Volta a perguntar, em quem?
─ palhaço!!! mais alto – no palhaço!!!
Finaliza dizendo:
─ não se esqueçam de que quem faz sujeira agora com certeza fará depois.
A pequena multidão que assistia a o show foi a delírio, os chefes de campanha exigiram que os empresários dos artistas cancelassem o show, mas os seguranças amavam o palhaço e desobedeceram. Poucos minutos depois no outro bairro onde à custa de muita dificuldade a oposição dava prosseguimento ao comício, a notícia dos transtornos ocorridos com os músicos soou como uma bomba, o público entrou em euforia, uma multidão subiu no palco pegou o palhaço e o carregou nos braços por cinco quarteirões até o local onde estava sendo realizado o show do adversário.
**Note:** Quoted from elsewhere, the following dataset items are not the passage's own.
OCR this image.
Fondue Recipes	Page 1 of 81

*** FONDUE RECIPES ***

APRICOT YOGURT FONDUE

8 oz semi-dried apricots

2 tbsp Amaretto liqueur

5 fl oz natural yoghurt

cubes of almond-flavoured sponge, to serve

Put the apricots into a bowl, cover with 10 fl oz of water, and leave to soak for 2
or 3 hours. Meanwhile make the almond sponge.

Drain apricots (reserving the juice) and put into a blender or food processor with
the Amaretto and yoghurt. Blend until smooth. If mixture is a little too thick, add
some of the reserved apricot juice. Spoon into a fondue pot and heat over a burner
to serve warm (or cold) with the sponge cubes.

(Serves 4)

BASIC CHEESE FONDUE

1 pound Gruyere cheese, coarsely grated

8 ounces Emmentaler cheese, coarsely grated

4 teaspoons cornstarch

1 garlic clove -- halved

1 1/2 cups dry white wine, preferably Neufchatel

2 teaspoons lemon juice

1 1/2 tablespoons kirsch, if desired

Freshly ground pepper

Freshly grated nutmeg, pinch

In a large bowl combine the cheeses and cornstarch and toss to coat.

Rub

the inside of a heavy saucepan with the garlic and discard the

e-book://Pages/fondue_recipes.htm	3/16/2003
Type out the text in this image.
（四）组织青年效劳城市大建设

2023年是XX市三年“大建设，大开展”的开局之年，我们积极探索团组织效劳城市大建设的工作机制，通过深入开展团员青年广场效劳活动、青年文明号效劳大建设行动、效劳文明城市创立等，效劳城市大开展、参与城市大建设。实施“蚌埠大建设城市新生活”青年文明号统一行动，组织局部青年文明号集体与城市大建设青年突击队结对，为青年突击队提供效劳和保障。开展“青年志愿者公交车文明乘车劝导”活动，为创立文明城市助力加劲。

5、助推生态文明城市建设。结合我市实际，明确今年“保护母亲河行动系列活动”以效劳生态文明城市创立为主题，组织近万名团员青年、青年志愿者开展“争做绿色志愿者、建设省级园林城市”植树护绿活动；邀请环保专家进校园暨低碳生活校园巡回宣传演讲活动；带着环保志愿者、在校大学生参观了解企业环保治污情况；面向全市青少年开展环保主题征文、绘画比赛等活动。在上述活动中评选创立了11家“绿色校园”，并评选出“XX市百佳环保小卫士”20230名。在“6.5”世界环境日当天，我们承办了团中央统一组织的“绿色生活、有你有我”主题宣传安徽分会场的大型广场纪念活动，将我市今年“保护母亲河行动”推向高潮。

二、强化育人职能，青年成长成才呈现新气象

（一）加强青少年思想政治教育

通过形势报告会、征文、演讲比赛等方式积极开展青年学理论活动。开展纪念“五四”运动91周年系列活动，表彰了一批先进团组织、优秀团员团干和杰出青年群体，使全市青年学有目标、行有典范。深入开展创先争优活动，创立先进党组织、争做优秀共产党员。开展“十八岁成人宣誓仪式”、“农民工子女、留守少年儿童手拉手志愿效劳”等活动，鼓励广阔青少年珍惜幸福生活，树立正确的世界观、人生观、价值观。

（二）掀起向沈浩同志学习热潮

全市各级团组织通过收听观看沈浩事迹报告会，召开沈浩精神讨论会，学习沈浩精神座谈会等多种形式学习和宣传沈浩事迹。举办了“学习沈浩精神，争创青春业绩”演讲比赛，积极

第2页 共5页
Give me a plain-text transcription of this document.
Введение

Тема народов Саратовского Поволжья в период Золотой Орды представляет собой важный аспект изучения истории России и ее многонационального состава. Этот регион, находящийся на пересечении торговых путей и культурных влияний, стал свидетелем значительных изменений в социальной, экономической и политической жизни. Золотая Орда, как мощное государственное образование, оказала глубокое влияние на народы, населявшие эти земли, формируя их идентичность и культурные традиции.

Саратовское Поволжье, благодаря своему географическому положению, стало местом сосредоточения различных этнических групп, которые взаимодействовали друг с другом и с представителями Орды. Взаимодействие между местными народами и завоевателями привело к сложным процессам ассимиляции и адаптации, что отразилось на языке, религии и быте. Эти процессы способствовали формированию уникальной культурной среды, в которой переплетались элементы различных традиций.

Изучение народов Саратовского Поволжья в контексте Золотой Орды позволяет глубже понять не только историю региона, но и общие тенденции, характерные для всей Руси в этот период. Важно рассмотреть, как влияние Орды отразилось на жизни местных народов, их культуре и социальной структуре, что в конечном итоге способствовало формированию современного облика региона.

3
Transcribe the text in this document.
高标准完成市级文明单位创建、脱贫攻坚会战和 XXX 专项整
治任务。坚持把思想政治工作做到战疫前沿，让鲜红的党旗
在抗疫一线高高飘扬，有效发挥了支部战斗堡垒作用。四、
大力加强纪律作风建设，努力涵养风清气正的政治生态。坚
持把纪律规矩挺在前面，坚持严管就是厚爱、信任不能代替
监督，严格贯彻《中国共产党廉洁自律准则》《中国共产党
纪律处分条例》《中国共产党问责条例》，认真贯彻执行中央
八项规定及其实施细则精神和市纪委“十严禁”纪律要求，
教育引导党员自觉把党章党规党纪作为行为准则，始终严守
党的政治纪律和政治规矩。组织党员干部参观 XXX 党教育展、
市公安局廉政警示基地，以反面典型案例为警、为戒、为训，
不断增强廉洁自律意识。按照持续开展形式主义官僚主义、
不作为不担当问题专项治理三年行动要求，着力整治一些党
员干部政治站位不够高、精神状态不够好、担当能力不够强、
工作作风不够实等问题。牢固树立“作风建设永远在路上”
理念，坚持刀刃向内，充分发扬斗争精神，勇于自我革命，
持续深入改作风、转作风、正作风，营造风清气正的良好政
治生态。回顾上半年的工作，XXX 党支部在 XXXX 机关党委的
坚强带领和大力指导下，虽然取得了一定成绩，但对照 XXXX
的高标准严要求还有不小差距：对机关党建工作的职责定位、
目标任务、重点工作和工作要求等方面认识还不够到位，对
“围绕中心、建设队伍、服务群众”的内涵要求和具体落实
O aviso de que o eleitorado do outro comício se aproximava proporcionou uma grande onda de alegria a uns participantes e desespero a outros. Os músicos intensificaram o ritmo e transformaram tudo num intenso carnaval. A direita convocou a polícia para impedir o prosseguimento do show, mas a polícia amava o palhaço e desobedeceu e ainda ofereceu o próprio carro do corpo de bombeiros para que o candidato da oposição pudesse chegar ao palco. Foi um triunfo de herói.
Uma semana depois, o público comemorava a vitória esmagadora da oposição e no final de quatro anos de governo o povo pode comprovar a diferença entre um voto imposto pelo poder e um voto democrático.